A 67 year-old male with a history of hypertension and diabetes presents to the emergency department after a syncopal episode. He had been completing his normal morning routine when he developed a sensation of lightheadedness and awoke on the ground of his kitchen. He denies associated chest pain, palpitations, diaphoresis, or recent illness. He has no known sick contacts nor exposures to individuals undergoing evaluation for COVID-19.
On arrival in the emergency department, the patient was noted to be hypoxic with pulse oximetry measuring 74%. He was placed on supplemental oxygen via non-rebreather with improvement of oxygen saturation to 94%. Examination demonstrated diminished alertness (requiring constant stimulation for responses) and generalized motor weakness. Cardiac and pulmonary examinations were unremarkable with the exception of tachypnea and no extremity edema was appreciated.

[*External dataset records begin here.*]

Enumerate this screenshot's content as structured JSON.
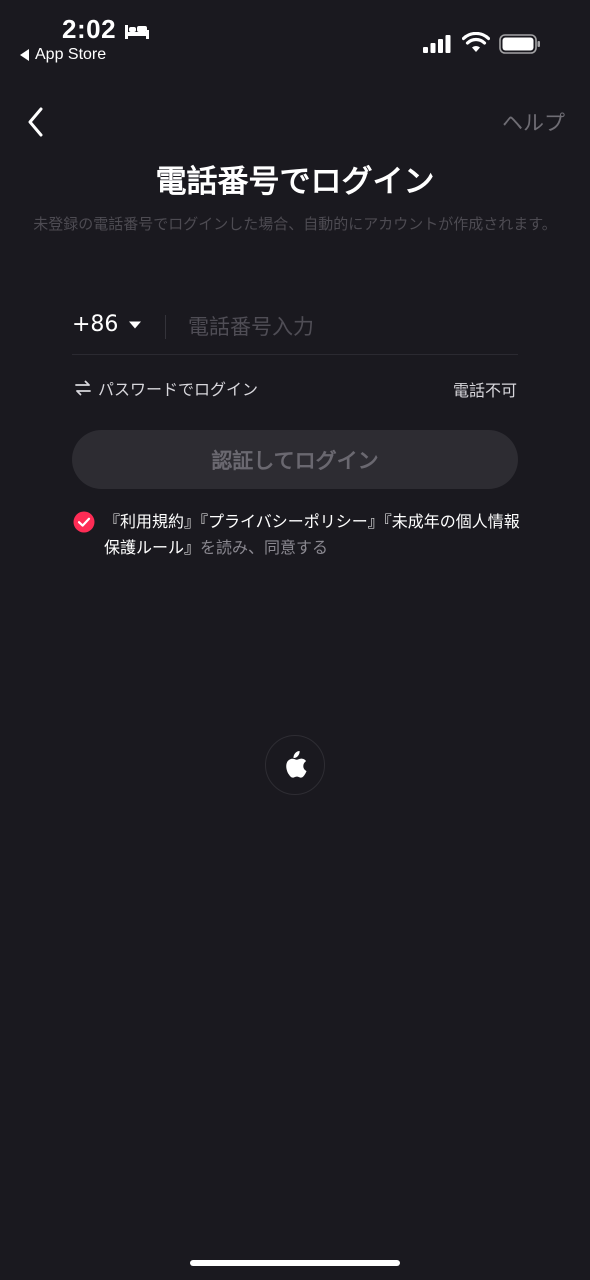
{
  "status_bar": {
    "time": "2:02",
    "back_app": "App Store"
  },
  "nav": {
    "help": "ヘルプ"
  },
  "title": "電話番号でログイン",
  "subtitle": "未登録の電話番号でログインした場合、自動的にアカウントが作成されます。",
  "phone": {
    "country_code": "+86",
    "placeholder": "電話番号入力",
    "value": ""
  },
  "options": {
    "password_login": "パスワードでログイン",
    "no_phone": "電話不可"
  },
  "login_button": "認証してログイン",
  "agreement": {
    "terms": "『利用規約』",
    "privacy": "『プライバシーポリシー』",
    "minor": "『未成年の個人情報保護ルール』",
    "suffix": "を読み、同意する",
    "checked": true
  },
  "colors": {
    "background": "#1a191f",
    "accent": "#fe2c55",
    "button_disabled": "#2d2c32"
  },
  "icons": {
    "back": "chevron-left-icon",
    "swap": "swap-arrows-icon",
    "check": "check-circle-icon",
    "apple": "apple-icon"
  }
}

A chest radiograph was obtained which demonstrated platelike atelectasis. An arterial blood gas was obtained with PaO2 of 72mmHg suggesting a prominent A-a gradient. CT pulmonary angiography was obtained:
Upon return, the patient’s mental status worsened associated with hypotension and he was intubated for airway protection and received systemic thrombolysis. He was subsequently taken for emergent endovascular treatment of massive pulmonary embolus.
An Algorithm for the Differential Diagnosis of Hypoxemia & Hypoxia1-7
Hypoxemia is defined as low PaO2 while hypoxia is insufficient global or local tissue oxygen content.